I have to applaud a game eager to keep inventing bizarre twists on traditional themes, mixing them together with little regard for the platform genre rule book.  There’s  plenty of secrets tucked away on each of the sometimes too enormous levels.

(Cheap deaths aside) there’s much fun to be had exploring the majority of the game, especially when you never know what kind of ridiculous enemy might come at you next.

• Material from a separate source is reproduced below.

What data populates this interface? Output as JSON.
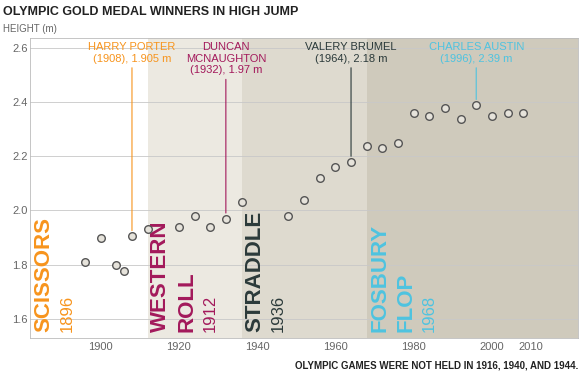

 It’s a shame that modern audiences care not for this world of fish puns and bizarre psychedelic stages.  
An over ambitious KickStarter campaign to reboot the franchise got pulled after receiving just over a tenth of its funding goal;  proof if it were needed that as a character James Pond has faded into obscurity over the years. But in its day it’s almost comical how entranced reviewers seem to be by RoboCod. “It is bloody brilliant” enthuses Amiga Computing, “It is one of those games that just spurts playability and general loveliness out of the monitor and all over your lap.” The game in its original form had almost unanimous 90% scores in Amiga games magazines. I don’t know if this was due to a lack of quality when it came to platform games on the computer, but it certainly is nowhere near the greats on the Snes. That’s not to say I didn’t find it very enjoyable to play now.  Maybe it was the late, great, Richard Joseph’s catchy Christmasy music, and the level tunes that’ll be perpetually etched on my heart.  Perhaps it was the eccentricity or colourfulness but playing RoboCod gave me a warm feeling inside, the likes of which you only get from childhood nostalgia or from warm mince pies on cold evenings.